Description: This is a 16-35mm wide angle shot of two businesswomen stepping out from the helicopter.
4. Breaking The Rules
A lot of photographers tend to stick by the rules of third which is the basis for well balanced shots. In photography, certain rules are allowed to be broken. Sometimes you need to think outside the box in order to produce unique, creative and interesting shots. Shooting from high or low angles will provide different perspectives in photographs which you may find very eye-catching.
Using the right props can create a big impact. It is very useful because it can bring out a certain message that the photograph portrays. The dress code, style and color theme of the entire photo shoot also produces a lasting impression of the subject.
You should always remember not to stick with only one angle. Try exploring different angles because who knows, you might be able to capture a very stunning shot.

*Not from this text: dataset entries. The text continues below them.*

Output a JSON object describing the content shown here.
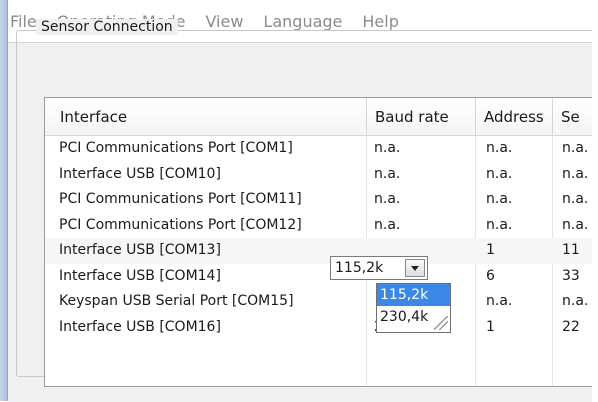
{
  "menu": [
    "File",
    "Operating Mode",
    "View",
    "Language",
    "Help"
  ],
  "group_title": "Sensor Connection",
  "columns": [
    "Interface",
    "Baud rate",
    "Address",
    "Se"
  ],
  "rows": [
    {
      "interface": "PCI Communications Port   [COM1]",
      "baud": "n.a.",
      "address": "n.a.",
      "s": "n.a."
    },
    {
      "interface": "Interface USB   [COM10]",
      "baud": "n.a.",
      "address": "n.a.",
      "s": "n.a."
    },
    {
      "interface": "PCI Communications Port   [COM11]",
      "baud": "n.a.",
      "address": "n.a.",
      "s": "n.a."
    },
    {
      "interface": "PCI Communications Port   [COM12]",
      "baud": "n.a.",
      "address": "n.a.",
      "s": "n.a."
    },
    {
      "interface": "Interface USB   [COM13]",
      "baud": "",
      "address": "1",
      "s": "11"
    },
    {
      "interface": "Interface USB   [COM14]",
      "baud": "",
      "address": "6",
      "s": "33"
    },
    {
      "interface": "Keyspan USB Serial Port   [COM15]",
      "baud": "",
      "address": "n.a.",
      "s": "n.a."
    },
    {
      "interface": "Interface USB   [COM16]",
      "baud": "230,4k",
      "address": "1",
      "s": "22"
    }
  ],
  "combo": {
    "value": "115,2k",
    "arrow_icon": "chevron-down-icon"
  },
  "dropdown": {
    "options": [
      "115,2k",
      "230,4k"
    ],
    "selected": "115,2k"
  }
}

Description: A ‘Bird’s Eye View’ shot of a woman in bikini, sunbathing.
Description: An ’Eye Level Angle’ image that shows a woman meditating. Her reflection can be seen in the pool.
Description: This image was intentionally taken with a ‘High and Wide Angle’ shot. It shows the perspective of the subject that produces a creative effect.
Description: This image broke the rules of third in order to create a more conceptual and interesting image.
During your next photo shoot, we hope that you are able to adopt these skills when shooting portraits. The more you explore, the more photography knowledge you will gain. Always remember that practice certainly makes perfect.